Polly couldn’t see her new face but she could feel it: plump lips protruded dreadfully beneath a small, hooked nose, eyeball like blood clot plopped from their sockets with a sickly suck. Her new eyes made her vision sharper, and turned colours vicious against the blackness. The destructive wind had calmed but Polly could hear its chaotic noise gushing in the distance. Then came the shriek. It swept closer and closer, gathering energy to make it stronger, hunting Polly as she stood on weak legs with an unfamiliar head.

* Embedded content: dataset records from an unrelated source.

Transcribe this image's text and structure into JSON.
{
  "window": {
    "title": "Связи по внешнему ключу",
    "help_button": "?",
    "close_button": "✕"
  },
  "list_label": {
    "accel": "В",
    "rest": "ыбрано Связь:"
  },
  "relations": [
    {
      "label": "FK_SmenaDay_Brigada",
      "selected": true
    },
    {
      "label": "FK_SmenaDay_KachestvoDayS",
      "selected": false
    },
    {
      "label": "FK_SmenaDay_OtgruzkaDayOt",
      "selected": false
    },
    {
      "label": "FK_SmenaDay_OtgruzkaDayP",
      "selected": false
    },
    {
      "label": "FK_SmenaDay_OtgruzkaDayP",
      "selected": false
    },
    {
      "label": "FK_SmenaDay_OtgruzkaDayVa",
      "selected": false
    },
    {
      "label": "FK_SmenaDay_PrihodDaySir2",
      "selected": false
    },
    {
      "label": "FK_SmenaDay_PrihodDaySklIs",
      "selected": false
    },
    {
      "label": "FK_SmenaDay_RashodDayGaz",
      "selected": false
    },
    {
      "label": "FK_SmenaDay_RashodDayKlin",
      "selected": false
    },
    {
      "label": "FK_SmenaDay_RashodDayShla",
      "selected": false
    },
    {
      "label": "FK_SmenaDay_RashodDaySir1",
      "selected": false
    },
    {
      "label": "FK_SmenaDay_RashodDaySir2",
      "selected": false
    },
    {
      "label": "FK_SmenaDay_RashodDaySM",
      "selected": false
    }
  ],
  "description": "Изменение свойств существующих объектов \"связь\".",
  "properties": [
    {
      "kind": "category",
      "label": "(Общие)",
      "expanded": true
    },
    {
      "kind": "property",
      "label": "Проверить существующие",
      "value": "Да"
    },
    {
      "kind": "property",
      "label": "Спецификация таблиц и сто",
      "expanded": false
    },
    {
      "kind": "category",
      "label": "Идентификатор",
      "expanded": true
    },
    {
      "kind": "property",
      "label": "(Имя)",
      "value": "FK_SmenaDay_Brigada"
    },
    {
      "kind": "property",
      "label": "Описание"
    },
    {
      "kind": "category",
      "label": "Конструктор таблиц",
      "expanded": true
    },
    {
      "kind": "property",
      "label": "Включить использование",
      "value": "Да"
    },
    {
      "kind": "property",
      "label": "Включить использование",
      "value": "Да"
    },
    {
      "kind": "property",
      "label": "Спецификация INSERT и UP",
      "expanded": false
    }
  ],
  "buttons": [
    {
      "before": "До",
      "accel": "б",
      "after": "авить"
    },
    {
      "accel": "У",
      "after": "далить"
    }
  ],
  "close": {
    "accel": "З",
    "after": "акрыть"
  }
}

Sharp notes knived the air, waking terror within Polly, pushing the bulging eyeballs further out of her face. Then Polly realised that the wind sounds weren’t that at all; they were the noise of ruffling fabric. In the direction of the chaos Polly saw the monster who had stolen her mother’s skin charging towards her, skirts billowing backwards as the air split to let it through. The veil still hid the face but Polly could see zombie-green eyes glowing beneath it. She was now experiencing something beyond fear, or terror or recognisable emotion. Barbed roots snaked out of Polly’s legs and sank deep into the earth. Her razorwire hair slipped out of place, cutting her arms as it slithered to the ground. The blood-smeared dress she wore was ripped from her body and fed to the scavenging dirt. The monster stood not an inch from Polly, towering over her. Its rotten breath smothered the oxygen causing Polly to choke and gasp. The beast knelt before the trembling girl in her mother’s form, panting like the wolf who caught the rabbit. The eyes were bright and sloppy under the mesh. Hands pulled it away to reveal a mutation of Vivianne’s face. The lips were thin and blade-like, the nose resembled Polly’s new one although larger, the eyes as horrible as they had looked shielded - almost fluorescent against the darkness. The skin was dry as autumn leaves, and scar-like wrinkles distorted any youth that may have been there.
Polly would have run if she weren’t submerged in hungry dirt, she would have screamed if her lungs held enough air. A gnarled finger touched Polly’s lips and the monster’s own puckered into a shushing sound.
“No need to be afraid darling, it’s only me”. It was Vivianne’s voice.